24.02.2011 Arbeits- und Sozialrecht

OGH: Wirksame Vereinbarung eines Probemonats bei schon vorher bestandenem freiem Dienstverhältnis?

Den Parteien steht es selbst dann, wenn zwischen ihnen vorher bereits ein Dienstverhältnis bestanden hat, grundsätzlich frei, zu Beginn des Dienstverhältnisses eine Probezeit zu vereinbaren, sofern nicht unter den gegebenen Umständen eine Umgehung arbeitsrechtlicher Schutzvorschriften zu befürchten ist


Schlagworte: Angestelltenrecht, Probemonat, vorher bestandenes freies Dienstverhältnis
Gesetze:

§ 19 Abs 2 AngG

GZ 8 ObA 3/11s, 25.01.2011

OGH: Gem § 19 Abs 2 AngG kann ein Arbeitsverhältnis auf Probe nur für die Höchstdauer von einem Monat vereinbart und während dieses Zeitraums von jedem Vertragsteil jederzeit gelöst werden. Es handelt sich dabei um eine Auflösung besonderer Art, die ohne Rücksicht darauf möglich ist, ob die Vertragspartner ihre Möglichkeit besonders vereinbart haben oder nicht. Der besondere Kündigungs- und Entlassungsschutz kommt darauf nicht zur Anwendung. Das Probearbeitsverhältnis soll dem Arbeitgeber die Möglichkeit geben, sich davon zu überzeugen, ob der Arbeitnehmer sich für die zugedachte Stelle eignet; umgekehrt soll auch der Arbeitnehmer Gelegenheit haben, die Verhältnisse im Betrieb kennenzulernen. Die enge zeitliche Begrenzung der Zulässigkeit der Vereinbarung eines Probemonats dient der Vermeidung der Umgehung des arbeitsrechtlichen Bestandschutzes.

Die hL und Rsp geht davon aus, dass es den Parteien selbst dann, wenn zwischen ihnen vorher bereits ein Dienstverhältnis bestanden habe, grundsätzlich freistehe, zu Beginn des Dienstverhältnisses eine Probezeit zu vereinbaren, sofern nicht unter den gegebenen Umständen eine Umgehung arbeitsrechtlicher Schutzvorschriften zu befürchten ist. Sei daher etwa der Gegenstand der Probedienstleistung ein anderer als die frühere Tätigkeit des Arbeitnehmers, seien Abfertigungsansprüche nicht berührt oder gehe es nach der Beendigung eines Dienstverhältnisses durch Arbeitgeberkündigung darum, die Ernstlichkeit des Entschlusses des Arbeitnehmers zu einem Neuanfang zu überprüfen, so sei auch im Anschluss an ein früheres Dienstverhältnis in einem neuen Dienstverhältnis die Vereinbarung einer Probezeit zulässig. "Kettenprobearbeitsverhältnisse" hingegen seien nicht zulässig.
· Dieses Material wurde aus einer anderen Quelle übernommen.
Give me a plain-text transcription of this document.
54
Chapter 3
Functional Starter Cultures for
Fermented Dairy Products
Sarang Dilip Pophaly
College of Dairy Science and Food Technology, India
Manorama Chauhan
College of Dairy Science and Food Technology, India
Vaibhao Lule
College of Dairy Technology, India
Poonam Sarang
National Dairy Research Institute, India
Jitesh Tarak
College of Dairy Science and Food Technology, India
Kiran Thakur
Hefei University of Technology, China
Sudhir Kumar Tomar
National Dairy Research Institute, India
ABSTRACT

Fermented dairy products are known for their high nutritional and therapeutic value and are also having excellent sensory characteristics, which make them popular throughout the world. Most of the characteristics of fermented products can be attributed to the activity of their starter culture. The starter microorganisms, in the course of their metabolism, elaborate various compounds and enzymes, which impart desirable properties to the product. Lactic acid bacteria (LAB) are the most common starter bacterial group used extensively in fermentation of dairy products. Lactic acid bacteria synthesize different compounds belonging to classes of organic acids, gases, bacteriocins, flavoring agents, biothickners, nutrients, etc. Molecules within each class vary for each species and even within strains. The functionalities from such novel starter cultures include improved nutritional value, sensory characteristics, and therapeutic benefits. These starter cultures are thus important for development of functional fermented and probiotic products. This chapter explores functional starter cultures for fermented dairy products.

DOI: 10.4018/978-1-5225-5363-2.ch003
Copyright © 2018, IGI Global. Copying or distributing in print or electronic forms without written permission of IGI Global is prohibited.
Vor diesem Hintergrund hat der OGH im vorliegenden Fall gegen die Zulässigkeit der hier zu beurteilenden Vereinbarung eines Probemonats keine Bedenken. Zum einen bestand zwischen den Streitteilen vor dem Abschluss des nunmehrigen Arbeitsverhältnisses kein Arbeits- sondern ein freies Dienstverhältnis, das nach dem Klagevorbringen von der Klägerin selbst aufgelöst wurde. Berücksichtigt man überdies, dass zwischen der Beendigung des freien Dienstverhältnisses und dem Abschluss des nunmehrigen Arbeitsverhältnisses etwa ein halbes Jahr lag, fehlt es an jeglichen Anhaltspunkten, die es erlauben würden, von einer Absicht der Beklagten auszugehen, arbeitsrechtliche Schutzvorschriften zu umgehen. Damit erweist sich aber die Vereinbarung eines Probemonats und somit auch die innerhalb der Probezeit erfolgte Auflösung des Arbeitsverhältnisses durch die Beklagte als wirksam.